Ronaldo pada Selasa malam duduk di bangku cadangan dan hanya bermain pada 17 menit terakhir saat Portugal mengalahkan Swiss 6-1 yang membawa mereka ke perempat final.

Diduga keputusan Santos mencoret pemain bintang sekaligus kaptennya setelah Ronaldo emosi karena diganti pada laga melawan Korea Selatan di terakhir mereka. Ketika itu Portugal kalah dari Korea. 

Keputusan itu mengejutkan. Yang tak kalah mengejutkan striker yang menggantikan Ronaldo adalah Goncalo Ramos yang berusia 21 tahun. Ia  dipilih bersama pemain berpengalaman seperti Andre Silva dan Rafael Leao.

Itu adalah debut internasional pertama Ramos untuk negaranya. Tetapi Ramos membayar kepercayaan pelatih setelah bintang Benfica itu mencetak hattrick yang menakjubkan.

Pasca pertandingan, Santos ditanya mengapa dia mencadangkan Ronaldo. Sang manajer dengan tegas membantah bahwa itu terkait insiden Korea Selatan.

"Cristiano dan Ramos adalah pemain yang berbeda. Tidak ada masalah dengan kapten tim nasional," katanya.

“Itu strategi. Pemain berbeda. Saya juga memulai [Diogo] Dalot, Raphael [Guerreiro], namun [Joao] Cancelo adalah pemain yang luar biasa."

"Itulah yang saya pikirkan untuk pertandingan melawan Swiss, di pertandingan lain mungkin berbeda."

Baca Juga: Gagalkan Semua Penalti Spanyol, Ini 4 Fakta Menarik Kiper Maroko Yassine Bounou

“Tidak ada masalah antara Fernando Santos dan kapten tim nasional. Kami telah berteman selama bertahun-tahun dan hal-hal tidak memengaruhi kami."

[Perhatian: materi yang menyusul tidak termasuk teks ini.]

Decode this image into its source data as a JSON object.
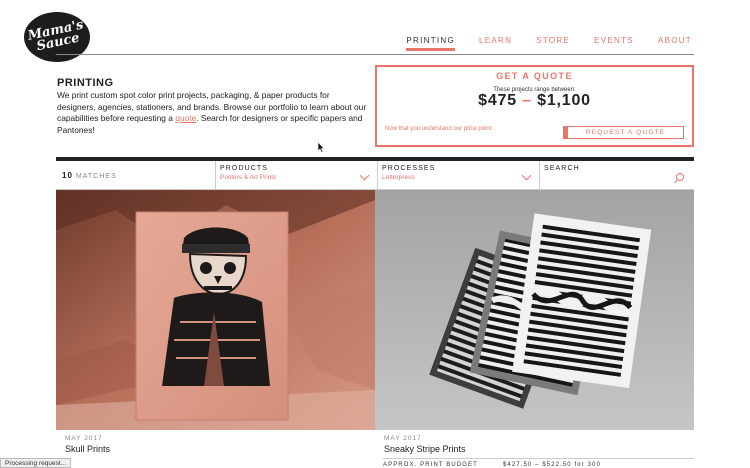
{
  "logo": {
    "text": "Mama's Sauce"
  },
  "nav": {
    "items": [
      {
        "label": "PRINTING",
        "active": true
      },
      {
        "label": "LEARN",
        "active": false
      },
      {
        "label": "STORE",
        "active": false
      },
      {
        "label": "EVENTS",
        "active": false
      },
      {
        "label": "ABOUT",
        "active": false
      }
    ]
  },
  "intro": {
    "title": "PRINTING",
    "text_before": "We print custom spot color print projects, packaging, & paper products for designers, agencies, stationers, and brands. Browse our portfolio to learn about our capabilities before requesting a ",
    "link": "quote",
    "text_after": ". Search for designers or specific papers and Pantones!"
  },
  "quote": {
    "heading": "GET A QUOTE",
    "sub": "These projects range between:",
    "low": "$475",
    "dash": "–",
    "high": "$1,100",
    "prompt": "Now that you understand our price point:",
    "button": "REQUEST A QUOTE"
  },
  "filters": {
    "count": "10",
    "matches_label": "MATCHES",
    "products_label": "PRODUCTS",
    "products_value": "Posters & Art Prints",
    "processes_label": "PROCESSES",
    "processes_value": "Letterpress",
    "search_label": "SEARCH"
  },
  "cards": [
    {
      "date": "MAY 2017",
      "title": "Skull Prints"
    },
    {
      "date": "MAY 2017",
      "title": "Sneaky Stripe Prints",
      "budget_label": "APPROX. PRINT BUDGET",
      "budget_value": "$427.50 – $522.50 for 300"
    }
  ],
  "status": "Processing request...",
  "colors": {
    "accent": "#e8756a",
    "dark": "#222222"
  }
}
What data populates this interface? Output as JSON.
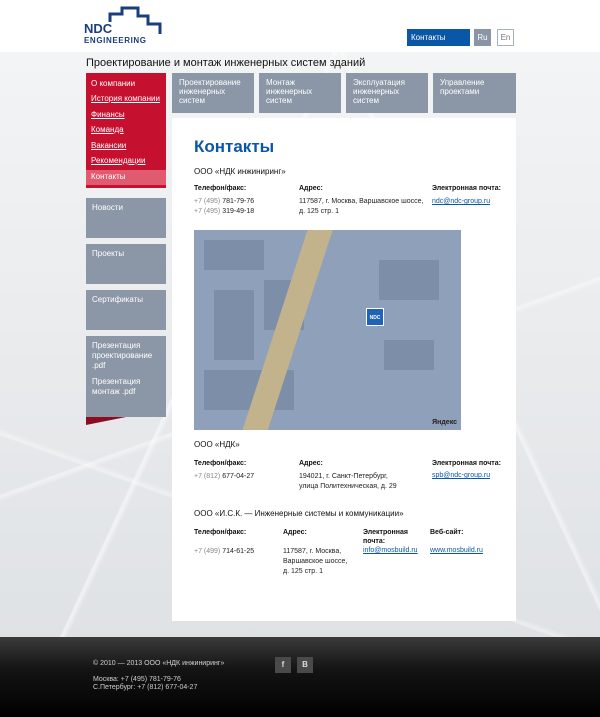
{
  "header": {
    "logo_line1": "NDC",
    "logo_line2": "ENGINEERING",
    "search_value": "Контакты",
    "lang_ru": "Ru",
    "lang_en": "En",
    "tagline": "Проектирование и монтаж инженерных систем зданий"
  },
  "sidebar": {
    "title": "О компании",
    "items": [
      "История компании",
      "Финансы",
      "Команда",
      "Вакансии",
      "Рекомендации",
      "Контакты"
    ],
    "blocks": {
      "news": "Новости",
      "projects": "Проекты",
      "certificates": "Сертификаты",
      "pres1_lines": [
        "Презентация",
        "проектирование",
        ".pdf"
      ],
      "pres2_lines": [
        "Презентация",
        "монтаж .pdf"
      ]
    }
  },
  "tabs": [
    {
      "lines": [
        "Проектирование",
        "инженерных",
        "систем"
      ]
    },
    {
      "lines": [
        "Монтаж",
        "инженерных",
        "систем"
      ]
    },
    {
      "lines": [
        "Эксплуатация",
        "инженерных",
        "систем"
      ]
    },
    {
      "lines": [
        "Управление",
        "проектами"
      ]
    }
  ],
  "content": {
    "title": "Контакты",
    "org1": {
      "name": "ООО «НДК инжиниринг»",
      "phone_label": "Телефон/факс:",
      "phone1_code": "+7 (495)",
      "phone1_num": "781-79-76",
      "phone2_code": "+7 (495)",
      "phone2_num": "319-49-18",
      "address_label": "Адрес:",
      "address_line1": "117587, г. Москва, Варшавское шоссе,",
      "address_line2": "д. 125 стр. 1",
      "email_label": "Электронная почта:",
      "email": "ndc@ndc-group.ru"
    },
    "map": {
      "pin_label": "NDC",
      "provider": "Яндекс"
    },
    "org2": {
      "name": "ООО «НДК»",
      "phone_label": "Телефон/факс:",
      "phone_code": "+7 (812)",
      "phone_num": "677-04-27",
      "address_label": "Адрес:",
      "address_line1": "194021, г. Санкт-Петербург,",
      "address_line2": "улица Политехническая, д. 29",
      "email_label": "Электронная почта:",
      "email": "spb@ndc-group.ru"
    },
    "org3": {
      "name": "ООО «И.С.К. — Инженерные системы и коммуникации»",
      "phone_label": "Телефон/факс:",
      "phone_code": "+7 (499)",
      "phone_num": "714-61-25",
      "address_label": "Адрес:",
      "address_line1": "117587, г. Москва,",
      "address_line2": "Варшавское шоссе,",
      "address_line3": "д. 125 стр. 1",
      "email_label_line1": "Электронная",
      "email_label_line2": "почта:",
      "email": "info@mosbuild.ru",
      "site_label": "Веб-сайт:",
      "site": "www.mosbuild.ru"
    }
  },
  "footer": {
    "copyright": "© 2010 — 2013 ООО «НДК инжиниринг»",
    "moscow": "Москва: +7 (495) 781-79-76",
    "spb": "С.Петербург: +7 (812) 677-04-27",
    "social1": "f",
    "social2": "В"
  },
  "colors": {
    "accent_blue": "#0a57a8",
    "menu_red": "#c5102f",
    "tab_grey": "#8b97a6"
  }
}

"Pelatih membuat keputusan. Saya sudah menjelaskan, bagian itu benar-benar terselesaikan dan dia memberi contoh kapten yang hebat."

Dapat dipahami bahwa Ronaldo tampak kesal karena tidak berada di XI, pertama kali dia tidak menjadi starter untuk Portugal di turnamen besar sejak Euro 2008.

Tapi dia dengan gembira merayakan dengan timnya setelah setiap gol melawan Swiss, sementara para penggemar mendukung namanya dan mendesak Santos untuk memasukkannya selama babak kedua.